Coles relaunched its web site in 2013. This significantly improved the functionality of the site by including features such as comparison. The checkout process was also simplified with the ability to build a basket from a shopping list. Filtering of products by attributes was introduced and the product information enhanced through a contract with SKUvantage.

In August 2017, Coles partnered with Uber to trial home deliveries by Uber drivers from one of its dark stores.

In March 2019, Coles signed an agreement to partner with Ocado to build two highly automated customer fulfillment centres in Melbourne and Sydney. With a budget of $330 million, the centres are expected to open in 2024.

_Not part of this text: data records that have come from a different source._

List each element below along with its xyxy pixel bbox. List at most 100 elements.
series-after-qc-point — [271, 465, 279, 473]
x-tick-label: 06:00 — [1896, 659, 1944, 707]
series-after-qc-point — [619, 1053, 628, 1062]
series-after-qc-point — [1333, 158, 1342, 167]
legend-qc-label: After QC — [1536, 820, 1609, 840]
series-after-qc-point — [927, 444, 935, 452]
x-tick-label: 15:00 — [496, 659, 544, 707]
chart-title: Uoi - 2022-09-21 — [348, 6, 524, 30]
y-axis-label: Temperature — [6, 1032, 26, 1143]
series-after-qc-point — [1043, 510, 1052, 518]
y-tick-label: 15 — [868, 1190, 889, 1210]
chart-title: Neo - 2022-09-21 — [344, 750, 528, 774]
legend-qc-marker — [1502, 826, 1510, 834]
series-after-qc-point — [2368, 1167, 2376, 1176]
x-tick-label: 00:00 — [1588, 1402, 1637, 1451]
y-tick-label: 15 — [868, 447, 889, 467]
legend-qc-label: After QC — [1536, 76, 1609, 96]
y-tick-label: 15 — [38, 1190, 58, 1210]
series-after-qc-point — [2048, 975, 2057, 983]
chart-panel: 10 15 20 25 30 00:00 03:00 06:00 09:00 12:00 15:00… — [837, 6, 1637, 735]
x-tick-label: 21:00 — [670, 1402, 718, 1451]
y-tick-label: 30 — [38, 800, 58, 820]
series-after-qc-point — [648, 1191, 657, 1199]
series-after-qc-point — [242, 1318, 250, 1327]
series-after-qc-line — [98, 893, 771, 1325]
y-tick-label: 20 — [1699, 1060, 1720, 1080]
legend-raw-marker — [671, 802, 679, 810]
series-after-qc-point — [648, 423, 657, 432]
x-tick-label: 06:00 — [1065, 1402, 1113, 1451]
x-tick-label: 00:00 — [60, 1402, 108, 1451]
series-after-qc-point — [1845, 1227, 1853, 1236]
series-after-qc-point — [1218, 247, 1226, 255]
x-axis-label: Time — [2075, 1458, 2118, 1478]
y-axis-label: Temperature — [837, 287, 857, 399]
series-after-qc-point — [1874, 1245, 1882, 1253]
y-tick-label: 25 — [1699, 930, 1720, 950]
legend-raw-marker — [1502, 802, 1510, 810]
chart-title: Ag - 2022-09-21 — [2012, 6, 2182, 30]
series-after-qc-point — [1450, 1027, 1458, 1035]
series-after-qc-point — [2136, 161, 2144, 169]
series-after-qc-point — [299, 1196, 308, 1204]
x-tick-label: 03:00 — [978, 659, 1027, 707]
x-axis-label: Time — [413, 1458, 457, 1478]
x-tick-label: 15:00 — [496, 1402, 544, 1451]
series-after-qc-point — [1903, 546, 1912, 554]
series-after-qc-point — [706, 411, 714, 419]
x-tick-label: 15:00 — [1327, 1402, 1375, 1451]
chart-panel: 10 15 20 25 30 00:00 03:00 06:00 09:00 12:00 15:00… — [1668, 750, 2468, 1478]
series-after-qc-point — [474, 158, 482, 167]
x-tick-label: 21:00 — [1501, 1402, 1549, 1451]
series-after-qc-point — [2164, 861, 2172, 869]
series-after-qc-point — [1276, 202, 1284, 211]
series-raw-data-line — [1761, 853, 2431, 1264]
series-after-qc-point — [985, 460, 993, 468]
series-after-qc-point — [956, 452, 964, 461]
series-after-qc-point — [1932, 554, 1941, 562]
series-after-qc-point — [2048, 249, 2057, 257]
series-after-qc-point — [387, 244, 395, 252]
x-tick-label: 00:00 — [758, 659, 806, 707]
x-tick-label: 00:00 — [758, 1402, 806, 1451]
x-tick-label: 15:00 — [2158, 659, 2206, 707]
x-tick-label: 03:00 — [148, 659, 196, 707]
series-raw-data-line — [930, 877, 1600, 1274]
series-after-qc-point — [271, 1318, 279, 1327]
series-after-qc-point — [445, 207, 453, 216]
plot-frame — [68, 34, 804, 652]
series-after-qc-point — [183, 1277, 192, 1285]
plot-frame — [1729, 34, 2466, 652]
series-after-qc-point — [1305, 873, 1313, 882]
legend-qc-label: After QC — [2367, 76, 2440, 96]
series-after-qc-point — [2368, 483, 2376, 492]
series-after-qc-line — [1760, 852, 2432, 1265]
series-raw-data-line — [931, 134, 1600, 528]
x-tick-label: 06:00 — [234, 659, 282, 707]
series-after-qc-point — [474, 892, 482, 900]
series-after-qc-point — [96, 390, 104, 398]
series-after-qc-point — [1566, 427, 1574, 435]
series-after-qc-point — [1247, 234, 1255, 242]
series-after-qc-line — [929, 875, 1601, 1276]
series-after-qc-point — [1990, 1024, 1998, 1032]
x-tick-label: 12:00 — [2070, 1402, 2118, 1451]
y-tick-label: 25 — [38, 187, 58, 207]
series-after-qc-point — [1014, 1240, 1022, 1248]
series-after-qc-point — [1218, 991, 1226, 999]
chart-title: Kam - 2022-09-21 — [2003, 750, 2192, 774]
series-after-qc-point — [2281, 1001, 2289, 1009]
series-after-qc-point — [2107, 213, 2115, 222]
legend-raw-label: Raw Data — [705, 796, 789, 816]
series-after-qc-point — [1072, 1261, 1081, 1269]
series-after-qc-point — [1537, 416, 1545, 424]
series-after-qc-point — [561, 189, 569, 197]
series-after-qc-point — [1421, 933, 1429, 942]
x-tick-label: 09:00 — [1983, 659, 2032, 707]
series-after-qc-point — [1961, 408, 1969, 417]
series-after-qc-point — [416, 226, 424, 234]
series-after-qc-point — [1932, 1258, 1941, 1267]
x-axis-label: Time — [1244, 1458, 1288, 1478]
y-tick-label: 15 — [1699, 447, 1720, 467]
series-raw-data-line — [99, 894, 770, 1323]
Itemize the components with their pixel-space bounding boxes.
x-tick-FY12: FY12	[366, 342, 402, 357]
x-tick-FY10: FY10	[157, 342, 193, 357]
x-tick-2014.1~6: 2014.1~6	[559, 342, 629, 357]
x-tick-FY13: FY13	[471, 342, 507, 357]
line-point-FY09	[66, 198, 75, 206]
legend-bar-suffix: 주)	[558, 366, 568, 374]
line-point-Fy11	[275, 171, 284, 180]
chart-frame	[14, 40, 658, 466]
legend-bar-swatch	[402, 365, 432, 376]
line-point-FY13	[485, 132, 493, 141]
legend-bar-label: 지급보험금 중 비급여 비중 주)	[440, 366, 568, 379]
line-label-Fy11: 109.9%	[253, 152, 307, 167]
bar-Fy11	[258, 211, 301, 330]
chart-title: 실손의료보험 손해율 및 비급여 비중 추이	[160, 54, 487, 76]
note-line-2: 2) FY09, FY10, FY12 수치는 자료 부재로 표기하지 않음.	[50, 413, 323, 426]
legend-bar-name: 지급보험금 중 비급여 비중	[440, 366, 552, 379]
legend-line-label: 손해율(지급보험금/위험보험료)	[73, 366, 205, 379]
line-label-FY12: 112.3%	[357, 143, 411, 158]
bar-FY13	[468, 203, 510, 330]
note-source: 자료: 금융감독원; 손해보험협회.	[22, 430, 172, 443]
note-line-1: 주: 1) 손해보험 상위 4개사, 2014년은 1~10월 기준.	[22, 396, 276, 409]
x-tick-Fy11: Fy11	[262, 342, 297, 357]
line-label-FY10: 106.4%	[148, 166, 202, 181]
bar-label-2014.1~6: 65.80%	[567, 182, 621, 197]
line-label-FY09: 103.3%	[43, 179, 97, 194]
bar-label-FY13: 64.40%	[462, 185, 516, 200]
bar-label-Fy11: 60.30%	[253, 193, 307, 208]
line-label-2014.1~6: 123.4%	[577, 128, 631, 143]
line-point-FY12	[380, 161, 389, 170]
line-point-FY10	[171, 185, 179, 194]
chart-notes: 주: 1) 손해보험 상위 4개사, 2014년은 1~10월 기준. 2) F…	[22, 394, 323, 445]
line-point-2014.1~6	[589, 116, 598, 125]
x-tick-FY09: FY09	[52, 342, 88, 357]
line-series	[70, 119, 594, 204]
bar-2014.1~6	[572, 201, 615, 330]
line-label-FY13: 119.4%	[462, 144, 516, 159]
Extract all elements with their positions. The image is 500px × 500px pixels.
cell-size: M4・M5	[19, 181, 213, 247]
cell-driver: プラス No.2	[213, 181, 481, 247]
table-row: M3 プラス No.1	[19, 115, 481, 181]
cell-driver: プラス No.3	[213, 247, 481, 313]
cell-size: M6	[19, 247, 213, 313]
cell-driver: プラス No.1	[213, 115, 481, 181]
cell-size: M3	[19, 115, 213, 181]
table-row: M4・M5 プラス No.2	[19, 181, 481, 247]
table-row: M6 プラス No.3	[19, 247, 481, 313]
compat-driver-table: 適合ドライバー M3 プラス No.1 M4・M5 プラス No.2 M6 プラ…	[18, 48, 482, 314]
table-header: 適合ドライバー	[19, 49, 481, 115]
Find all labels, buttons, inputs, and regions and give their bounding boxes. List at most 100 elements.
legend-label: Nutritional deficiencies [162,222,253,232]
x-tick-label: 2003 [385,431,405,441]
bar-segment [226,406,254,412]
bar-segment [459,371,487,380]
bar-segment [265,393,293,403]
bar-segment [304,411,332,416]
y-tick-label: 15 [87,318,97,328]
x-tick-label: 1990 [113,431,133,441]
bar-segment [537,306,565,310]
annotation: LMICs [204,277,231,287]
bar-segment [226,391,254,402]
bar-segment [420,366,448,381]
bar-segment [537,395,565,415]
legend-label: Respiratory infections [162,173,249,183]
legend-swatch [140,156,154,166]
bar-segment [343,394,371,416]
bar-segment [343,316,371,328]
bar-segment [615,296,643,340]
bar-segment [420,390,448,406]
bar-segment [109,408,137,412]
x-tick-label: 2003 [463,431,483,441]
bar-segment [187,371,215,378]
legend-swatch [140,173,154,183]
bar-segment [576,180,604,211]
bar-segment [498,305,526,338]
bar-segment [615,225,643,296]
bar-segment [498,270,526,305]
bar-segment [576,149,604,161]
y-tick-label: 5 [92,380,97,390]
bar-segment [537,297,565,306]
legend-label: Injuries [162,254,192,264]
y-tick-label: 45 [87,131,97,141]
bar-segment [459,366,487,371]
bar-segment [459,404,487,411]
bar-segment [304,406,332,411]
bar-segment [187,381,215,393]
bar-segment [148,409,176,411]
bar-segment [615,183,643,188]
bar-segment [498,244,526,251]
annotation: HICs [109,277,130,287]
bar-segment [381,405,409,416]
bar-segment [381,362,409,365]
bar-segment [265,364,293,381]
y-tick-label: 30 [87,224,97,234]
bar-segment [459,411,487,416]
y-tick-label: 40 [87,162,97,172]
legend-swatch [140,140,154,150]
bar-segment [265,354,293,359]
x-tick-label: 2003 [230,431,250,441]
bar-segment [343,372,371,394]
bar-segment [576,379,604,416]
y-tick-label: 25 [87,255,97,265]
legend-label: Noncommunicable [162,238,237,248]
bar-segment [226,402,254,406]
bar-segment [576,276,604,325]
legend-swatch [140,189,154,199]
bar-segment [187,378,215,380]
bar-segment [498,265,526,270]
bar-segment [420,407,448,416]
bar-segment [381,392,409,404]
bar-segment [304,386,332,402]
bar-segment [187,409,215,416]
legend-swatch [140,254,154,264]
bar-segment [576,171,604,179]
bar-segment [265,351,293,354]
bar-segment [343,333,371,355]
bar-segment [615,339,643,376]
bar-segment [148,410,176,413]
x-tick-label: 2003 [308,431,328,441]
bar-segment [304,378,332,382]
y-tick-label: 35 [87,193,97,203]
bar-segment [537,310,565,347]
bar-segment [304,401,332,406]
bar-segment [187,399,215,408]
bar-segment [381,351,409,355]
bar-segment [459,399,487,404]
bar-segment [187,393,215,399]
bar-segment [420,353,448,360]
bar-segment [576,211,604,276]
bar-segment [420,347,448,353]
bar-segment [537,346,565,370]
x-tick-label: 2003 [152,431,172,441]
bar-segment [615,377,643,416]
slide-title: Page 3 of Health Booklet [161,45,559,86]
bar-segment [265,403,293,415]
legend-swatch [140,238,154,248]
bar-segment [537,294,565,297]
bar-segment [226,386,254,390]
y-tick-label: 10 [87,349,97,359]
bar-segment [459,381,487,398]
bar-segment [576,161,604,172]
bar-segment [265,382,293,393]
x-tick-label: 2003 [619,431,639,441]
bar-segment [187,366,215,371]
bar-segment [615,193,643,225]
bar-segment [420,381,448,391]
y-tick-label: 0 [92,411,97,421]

In March 2020, Coles began rolling out an online priority service to service elderly and vulnerable customers who cannot access groceries as a result of the COVID-19 outbreak.

==Technology==

In November 2015, Coles launched its new "Pick and Pack" System branded "RoverRUSH". It uses the supermarkets shelf layouts to tell Shoppers exactly where the item is located and takes the shopper the most efficient way possible. Before RoverRUSH, shoppers were given sheets of paper to tick off the shopping, this process took longer and was less efficient. All Coles Online Supermarkets were converted to this system and Rover was sold to US Software & Hardware Company NCR.